Indicators in selection

Selection by indicator levels is demonstrated by Select>Variables>(•Indicator levels)>(Indicator name: ID?)>Levels>(Include: 1) & (Available: 0), giving a subset of the Tasmania copepods data sheet which drops the undetermined species. Of course, for such a small data set there are simpler ways of dropping these last five species – see the range of selection options in Section 3.

ScreenshotPage43b.png

Now reverse the selection by Select>All (and Edit>Clear Highlight if you wish), and resave the Tasmania ws.pwk workspace, using File>Save Workspace, for use in later sections.

One apparently obvious application for indicators is to specify which species belong to which higher-order taxonomic groups. If separate multivariate analyses are required by major phyletic group, for example, then the different phyla should be set up as an indicator on the species, since this will allow easy selection of the species in a single phylum from the samples $\times$ species sheet.

Variable information (aggregation files)

However, the full range of hierarchical indicators represented by a Linnaean classification (which species belong to which genera, which genera to families, families to orders, etc.) are usually also best held separately, as a different type of array – that of variable information. Mainly for historical reasons these are termed ‘aggregation files’ in PRIMER, since their initial use was for aggregating species abundances up to genus, family, order, … level information, to judge the extent of change to the interpretation of analyses under coarser identification of taxa (see Chapter 10 of the CiMC manual), and this binary file format is therefore denoted by *.agg. However, in PRIMER 7, arrays of variable information can be more general (and have other Type definitions than Taxa). Former aggregation file formats can be opened and PRIMER 7 outputs the full range of previous types, e.g. Save as type: PRIMER Var Info Files (*.agg) for PRIMER 7 (binary); PRIMER 6 or 5 aggregation files.agg (also binary); and simple Text (*.txt) or Excel (*.xls) (or *.xlsx) sheets. Examples using aggregation files will be seen later (Sections 5, 11, 15) though the simple rectangular format is seen here by opening Groundfish taxonomy.agg from the C:\Examples v7\Europe groundfish directory. Three ways in which it might be used are to: a) aggregate abundance to higher taxa with Tools> Aggregate (Section 11, and Chapter 10 of CiMC); b) compute biodiversity indices based on the relatedness of species in a single sample, e.g. with Analyse>DIVERSE (Section 15, Chapter 17); c) compute resemblance measures between two samples reflecting (higher) taxonomic relatedness of the species found there (Section 5, Chapter 17).

This new variable information sheet (below) permits the non-numeric entries which are essential for a variables $\times$ taxa ‘look-up’ table but also, and newly in PRIMER 7, will carry over several of the general features of sample $\times$ variables arrays, in that indicators defined on the variables can now be carried around with this array.
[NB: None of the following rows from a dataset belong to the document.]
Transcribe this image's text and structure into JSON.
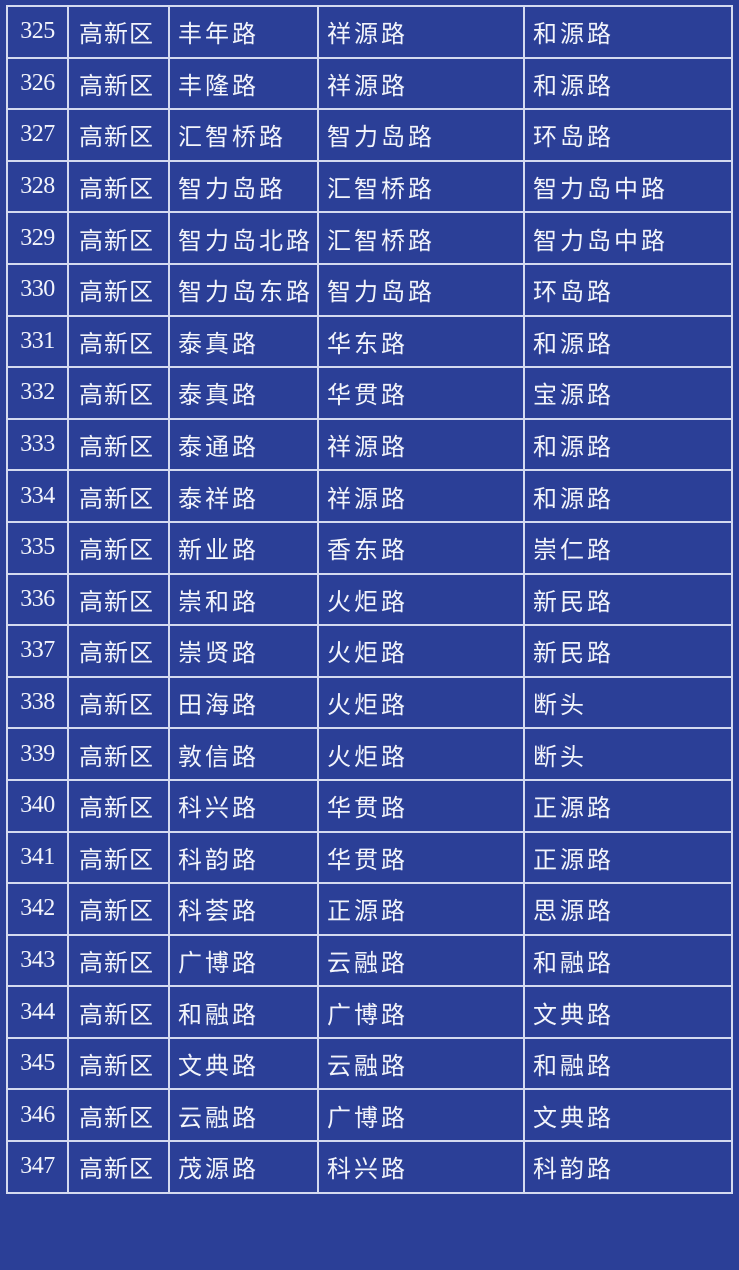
{
  "colors": {
    "background": "#2b3f97",
    "grid_line": "#d4daf0",
    "text": "#f2f4fb"
  },
  "rows": [
    {
      "no": "325",
      "district": "高新区",
      "road": "丰年路",
      "from": "祥源路",
      "to": "和源路"
    },
    {
      "no": "326",
      "district": "高新区",
      "road": "丰隆路",
      "from": "祥源路",
      "to": "和源路"
    },
    {
      "no": "327",
      "district": "高新区",
      "road": "汇智桥路",
      "from": "智力岛路",
      "to": "环岛路"
    },
    {
      "no": "328",
      "district": "高新区",
      "road": "智力岛路",
      "from": "汇智桥路",
      "to": "智力岛中路"
    },
    {
      "no": "329",
      "district": "高新区",
      "road": "智力岛北路",
      "from": "汇智桥路",
      "to": "智力岛中路"
    },
    {
      "no": "330",
      "district": "高新区",
      "road": "智力岛东路",
      "from": "智力岛路",
      "to": "环岛路"
    },
    {
      "no": "331",
      "district": "高新区",
      "road": "泰真路",
      "from": "华东路",
      "to": "和源路"
    },
    {
      "no": "332",
      "district": "高新区",
      "road": "泰真路",
      "from": "华贯路",
      "to": "宝源路"
    },
    {
      "no": "333",
      "district": "高新区",
      "road": "泰通路",
      "from": "祥源路",
      "to": "和源路"
    },
    {
      "no": "334",
      "district": "高新区",
      "road": "泰祥路",
      "from": "祥源路",
      "to": "和源路"
    },
    {
      "no": "335",
      "district": "高新区",
      "road": "新业路",
      "from": "香东路",
      "to": "崇仁路"
    },
    {
      "no": "336",
      "district": "高新区",
      "road": "崇和路",
      "from": "火炬路",
      "to": "新民路"
    },
    {
      "no": "337",
      "district": "高新区",
      "road": "崇贤路",
      "from": "火炬路",
      "to": "新民路"
    },
    {
      "no": "338",
      "district": "高新区",
      "road": "田海路",
      "from": "火炬路",
      "to": "断头"
    },
    {
      "no": "339",
      "district": "高新区",
      "road": "敦信路",
      "from": "火炬路",
      "to": "断头"
    },
    {
      "no": "340",
      "district": "高新区",
      "road": "科兴路",
      "from": "华贯路",
      "to": "正源路"
    },
    {
      "no": "341",
      "district": "高新区",
      "road": "科韵路",
      "from": "华贯路",
      "to": "正源路"
    },
    {
      "no": "342",
      "district": "高新区",
      "road": "科荟路",
      "from": "正源路",
      "to": "思源路"
    },
    {
      "no": "343",
      "district": "高新区",
      "road": "广博路",
      "from": "云融路",
      "to": "和融路"
    },
    {
      "no": "344",
      "district": "高新区",
      "road": "和融路",
      "from": "广博路",
      "to": "文典路"
    },
    {
      "no": "345",
      "district": "高新区",
      "road": "文典路",
      "from": "云融路",
      "to": "和融路"
    },
    {
      "no": "346",
      "district": "高新区",
      "road": "云融路",
      "from": "广博路",
      "to": "文典路"
    },
    {
      "no": "347",
      "district": "高新区",
      "road": "茂源路",
      "from": "科兴路",
      "to": "科韵路"
    }
  ]
}
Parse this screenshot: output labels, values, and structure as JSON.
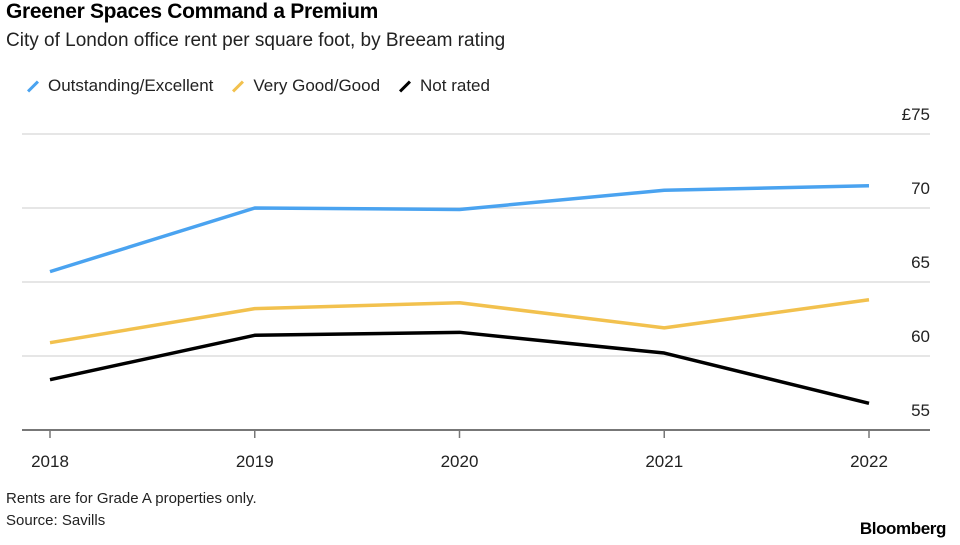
{
  "chart_data": {
    "type": "line",
    "title": "Greener Spaces Command a Premium",
    "subtitle": "City of London office rent per square foot, by Breeam rating",
    "x": [
      "2018",
      "2019",
      "2020",
      "2021",
      "2022"
    ],
    "yticks": [
      {
        "v": 75,
        "label": "£75"
      },
      {
        "v": 70,
        "label": "70"
      },
      {
        "v": 65,
        "label": "65"
      },
      {
        "v": 60,
        "label": "60"
      },
      {
        "v": 55,
        "label": "55"
      }
    ],
    "ylim": [
      53.5,
      76
    ],
    "grid": true,
    "legend_position": "top-left",
    "series": [
      {
        "name": "Outstanding/Excellent",
        "color": "#4aa3f0",
        "values": [
          65.7,
          70.0,
          69.9,
          71.2,
          71.5
        ]
      },
      {
        "name": "Very Good/Good",
        "color": "#f2c14e",
        "values": [
          60.9,
          63.2,
          63.6,
          61.9,
          63.8
        ]
      },
      {
        "name": "Not rated",
        "color": "#000000",
        "values": [
          58.4,
          61.4,
          61.6,
          60.2,
          56.8
        ]
      }
    ]
  },
  "notes": [
    "Rents are for Grade A properties only.",
    "Source: Savills"
  ],
  "brand": "Bloomberg"
}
This might permit the aggregation file to hold alternative names for single species, for example, with an indicator that can be used to select only the taxonomic revision relevant to the historic date of collection/identification of the species count matrix. Importantly, it also allows easy selection of aggregation file subsets, e.g. for testing taxonomic distinctness indices against differing ‘master lists’ by region, habitat or faunal group (Chapter 17 of CiMC). The simple indicator in the example below could be used to select only the Osteichthyes (Class# = 2) from the Variable information: Groundfish taxonomy, as well as from the data: Groundfish density(.pri).

ScreenshotPage44a.png

Note the final entry on the Edit menu here. The concept of Descriptors is not particularly relevant to Variable information of type Taxa (they are potentially more relevant to other types of Variable information) but they are the third construction logically needed. Categories (or alternative labels) applied to Samples are termed Factors, when applied to Variables they are called Indicators and when applied to Variable information they are Descriptors.